Following notes taken from, Thomas Crew
18th U.S. Infantry Reenactor, Regular Brigade Society
“After the creation of the 18th US Infantry on May 3, 1861 nearly 20 months would pass before the regiment lost its first man killed in action. During this time the 18th US actively campaigned through Kentucky, Tennessee, Mississippi and Alabama. Yet the Army of the Ohio’s path seemed predestined to keep the regiment out of the fighting. At both Mill Springs and Shiloh the 18th US arrived shortly after the fighting had ended. Then during the Siege of Corinth the regiment took part in an assault that found the Confederate positions empty as Beauregard had withdrawn his army during the night.
A total of 102 men from the 18th US were killed in action or died of wounds as a result of the action at Stone’s River on New Year’s Eve 1862, the regiments first major engagement. Robert Kennedy ... fought at Chickamauga in two days of almost continuous combat. Before he was captured on September 20, 1863 near Kelly Field he had fired over 200 rounds of muzzle loaded ammunition, changing rifles several times as they became fouled. He was sent to Danville, Virginia where he escaped and was recaptured before being sent to Andersonville. Corporal Robert Kennedy C/2/18 lived to the age of 92 and his memoir is arguably the best civil war account of any enlisted man in the 18th U.S. Infantry.
The primary source for this information is Major Mark W. Johnson’s book That Brave Body of Men, The Civil War Campaigns of the 15th, 16th, 18th and 19th U.S. Infantry Regiments, Regular Army”
The 18th recruited a large amount of immigrants mostly German and Irish.

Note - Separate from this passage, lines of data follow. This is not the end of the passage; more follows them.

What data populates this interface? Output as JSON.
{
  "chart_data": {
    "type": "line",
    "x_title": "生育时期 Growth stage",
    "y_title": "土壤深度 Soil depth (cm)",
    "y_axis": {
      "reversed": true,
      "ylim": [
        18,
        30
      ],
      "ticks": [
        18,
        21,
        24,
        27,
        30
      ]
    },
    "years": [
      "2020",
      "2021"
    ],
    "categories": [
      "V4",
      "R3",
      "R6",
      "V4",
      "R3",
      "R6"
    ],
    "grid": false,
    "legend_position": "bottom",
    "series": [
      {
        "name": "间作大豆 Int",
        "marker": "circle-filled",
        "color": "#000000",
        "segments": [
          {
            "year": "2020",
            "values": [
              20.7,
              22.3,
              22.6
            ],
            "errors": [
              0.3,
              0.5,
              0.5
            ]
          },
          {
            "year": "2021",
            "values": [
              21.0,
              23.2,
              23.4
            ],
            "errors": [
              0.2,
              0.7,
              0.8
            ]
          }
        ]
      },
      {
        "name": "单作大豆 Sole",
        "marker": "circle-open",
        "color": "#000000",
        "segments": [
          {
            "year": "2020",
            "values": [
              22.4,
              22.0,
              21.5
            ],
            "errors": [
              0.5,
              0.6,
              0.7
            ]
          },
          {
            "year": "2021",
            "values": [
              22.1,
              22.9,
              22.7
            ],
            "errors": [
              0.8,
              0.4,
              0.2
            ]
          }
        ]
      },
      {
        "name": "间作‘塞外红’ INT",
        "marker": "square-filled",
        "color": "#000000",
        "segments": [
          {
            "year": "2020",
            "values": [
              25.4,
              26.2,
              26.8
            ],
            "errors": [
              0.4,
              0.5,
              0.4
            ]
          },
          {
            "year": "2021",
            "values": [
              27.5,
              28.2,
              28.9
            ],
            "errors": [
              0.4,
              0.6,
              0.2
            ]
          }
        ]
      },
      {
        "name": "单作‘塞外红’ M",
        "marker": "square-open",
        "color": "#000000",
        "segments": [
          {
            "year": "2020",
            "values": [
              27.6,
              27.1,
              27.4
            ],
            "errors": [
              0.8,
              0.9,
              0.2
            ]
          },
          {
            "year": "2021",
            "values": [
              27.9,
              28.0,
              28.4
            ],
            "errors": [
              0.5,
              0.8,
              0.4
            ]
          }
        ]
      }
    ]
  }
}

Battles fought by the 18th during the American Civil War:
Siege of Corinth; Buell's Chase of Bragg; Perryville; Stones River; Hoover's Gap; Chicamauga; Siege of Chattanooga.
Battles of Atlanta: Resaca; Pumpkin Vine Creek; Dallas; New Hope Church; Pickett's Mill; Pine Hill; Lost Mountain; Kenesaw Mountain; Chattahoochee Line; Peachtree Creek; Siege of Atlanta; Jonesboro; Lookout Mountain.